Denetra Dease, Derrian’s mother, saw her son’s health deteriorating and like a mother’s instinct, she couldn’t take a back seat. She said an email from a doctor at Cincinnati Children’s Hospital reassured her that miracles do happen and that’s why her son is alive today.
Derrian has already beaten the odds, when he was diagnosed with Sickle Cell as a young child, however, last Winter his health took a dramatic turn.
“He started going through a sickle cell crisis…he had back pain. And I took him to the first hospital. When we went in, he was sitting at 93 and they gave him morphine and they said we’ll just watch him overnight,” Derrian’s mother explained.
His pain continued to get worse.
“When they did the CT of him that’s when they discovered it was plastic bronchitis. The doctor came in and he talked to me and Dad, the pulmonologist and they explained what he had to do and at that time they put him on a ventilator and everything,” Dease said.
His treatment started at McLeod Health in Florence…then medics transferred to Prisma Health in Columbia and eventually to MUSC in Charleston. While at MUSC, doctors discovered another roadblock to recovery, he tested positive for COVID-19.
“His symptoms just seemed to get worse and worse, that’s when they contacted hospital three. Hospital three was like well we have this kid who we think is going to have to be put on ECMO,” Derrian’s mother said.
ECMO stands for Extracorporeal Membrane Oxygenation. Derrian’s lungs were failing. He developed a critical illness called ARDS, which is Acute Respiratory Distress Syndrome.
It’s the most severe manifestation of COVID-19 in adults with a survival rate of 25%.
“The critical care team at MUSC Children’s Hospital reached out to us, they were concerned that he wasn’t going to survive this illness without the potential for Lung Transplantation,” said Dr. Don Hayes, pulmonologist at Cincinnati Children’s Hospital.
Hayes knew he could help nurse Derrian back to better health.
“Derrian had an artificial lung in place that was providing respiratory support for his body,” Hayes said. “They were having difficulty sustaining his life on that device and that was why their concerns were he needed the possibility to be put on Lung Transplantation. With the device in place we had special expertise in performing certain things with this device as well as providing long term care with it.”
The care Derrian received in Cincinnati got him to the point where thankfully he did not need that lung transplant.
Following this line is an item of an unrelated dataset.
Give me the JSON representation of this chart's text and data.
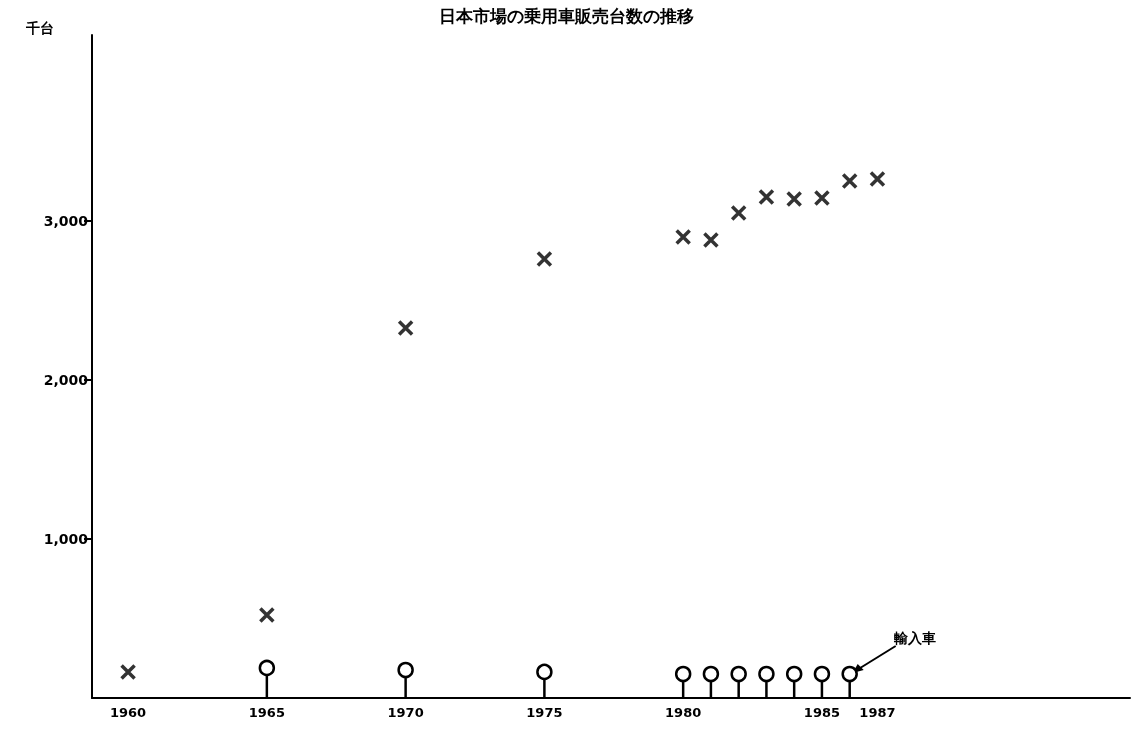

“At this point, we’ve not transplanted here for COVID-related lung injury — Derrian would have been our first — but we were happy to help him recover, get off that life support,” Hayes said.
It was indeed a miracle.
“I’m just grateful, extremely grateful,” Derrian’s mother stressed. “After 70 days of being on ECMO, it was 171 days of him being in the hospital, he’s only been home for a little over a month now.”